The good news, if that’s true, is that the BOJ could theoretically get the recovery going much faster. The bad news, as Krugman points out, is that’s much harder than it sounds. To see why, let’s try one more thought experiment. Say an economy has deflation, wants two percent inflation, and needs four percent inflation. (Call it “Japan”). What happens then? Well, people are used to falling prices, so it will take awhile to get them to believe in the new two percent target. But hitting and staying at that target depends on it being enough inflation to jumpstart a recovery. If it’s not, then the self-fulfilling prophecy will fail. In other words, believing in two percent inflation won’t create two percent inflation if the economy needs four percent inflation. Instead, inflation will undershoot its target a little, and then a lot as people stop listening to the central bank.

Unconventional monetary policy doesn’t work as well with a conventional inflation target.

Now, the gold standard of unconventional policy is, well, when FDR took us off the gold standard in 1933. As you can see in the chart below from Brookings, industrial production exploded when he did. But it didn’t, not even close, when Abenomics started. Why?

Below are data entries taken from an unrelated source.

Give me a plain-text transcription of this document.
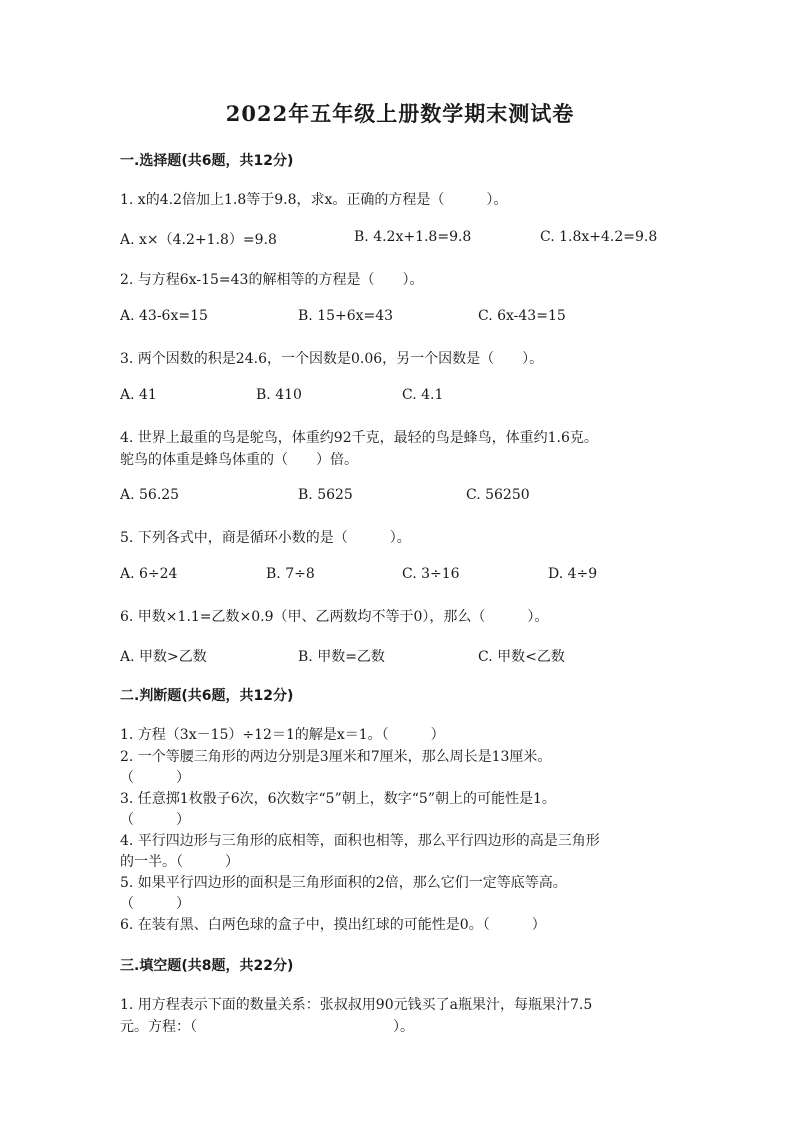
2022年五年级上册数学期末测试卷
一.选择题(共6题，共12分)
1. x的4.2倍加上1.8等于9.8，求x。正确的方程是（　　　）。
A. x×（4.2+1.8）=9.8	B. 4.2x+1.8=9.8	C. 1.8x+4.2=9.8
2. 与方程6x-15=43的解相等的方程是（　　）。
A. 43-6x=15	B. 15+6x=43	C. 6x-43=15
3. 两个因数的积是24.6，一个因数是0.06，另一个因数是（　　）。
A. 41	B. 410	C. 4.1
4. 世界上最重的鸟是鸵鸟，体重约92千克，最轻的鸟是蜂鸟，体重约1.6克。
鸵鸟的体重是蜂鸟体重的（　　）倍。
A. 56.25	B. 5625	C. 56250
5. 下列各式中，商是循环小数的是（　　　）。
A. 6÷24	B. 7÷8	C. 3÷16	D. 4÷9
6. 甲数×1.1=乙数×0.9（甲、乙两数均不等于0），那么（　　　）。
A. 甲数>乙数	B. 甲数=乙数	C. 甲数<乙数
二.判断题(共6题，共12分)
1. 方程（3x－15）÷12＝1的解是x＝1。（　　　）
2. 一个等腰三角形的两边分别是3厘米和7厘米，那么周长是13厘米。
（　　　）
3. 任意掷1枚骰子6次，6次数字“5”朝上，数字“5”朝上的可能性是1。
（　　　）
4. 平行四边形与三角形的底相等，面积也相等，那么平行四边形的高是三角形
的一半。（　　　）
5. 如果平行四边形的面积是三角形面积的2倍，那么它们一定等底等高。
（　　　）
6. 在装有黑、白两色球的盒子中，摸出红球的可能性是0。（　　　）
三.填空题(共8题，共22分)
1. 用方程表示下面的数量关系：张叔叔用90元钱买了a瓶果汁，每瓶果汁7.5
元。方程：（　　　　　　　　　　　　　　）。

Well, Bernanke likes to say policymakers need “Rooseveltian resolve,” but he’d be better off talking about Rooseveltian radicalism. As Mike Konczal points out, FDR didn’t just take us off the gold standard. He also promised to get prices back up to their 1929 levels—about a 42 percent increase from where they were in 1933. Now, that obviously wasn’t going to happen in a year, but over four years, that’s still 10 percent inflation. Or a five times bigger shock than the BOJ’s two percent inflation target.

That might sound too crazy for Japan today, but it shouldn’t. Japanese prices are about 50 percent below where they would have been if they’d just had 2 percent inflation the past 20 years. They need a big shock, and, even now, they’re not getting it. They’re still stuck in what Krugman calls the “timidity trap.”

The only thing we have to fear is fear of three percent inflation.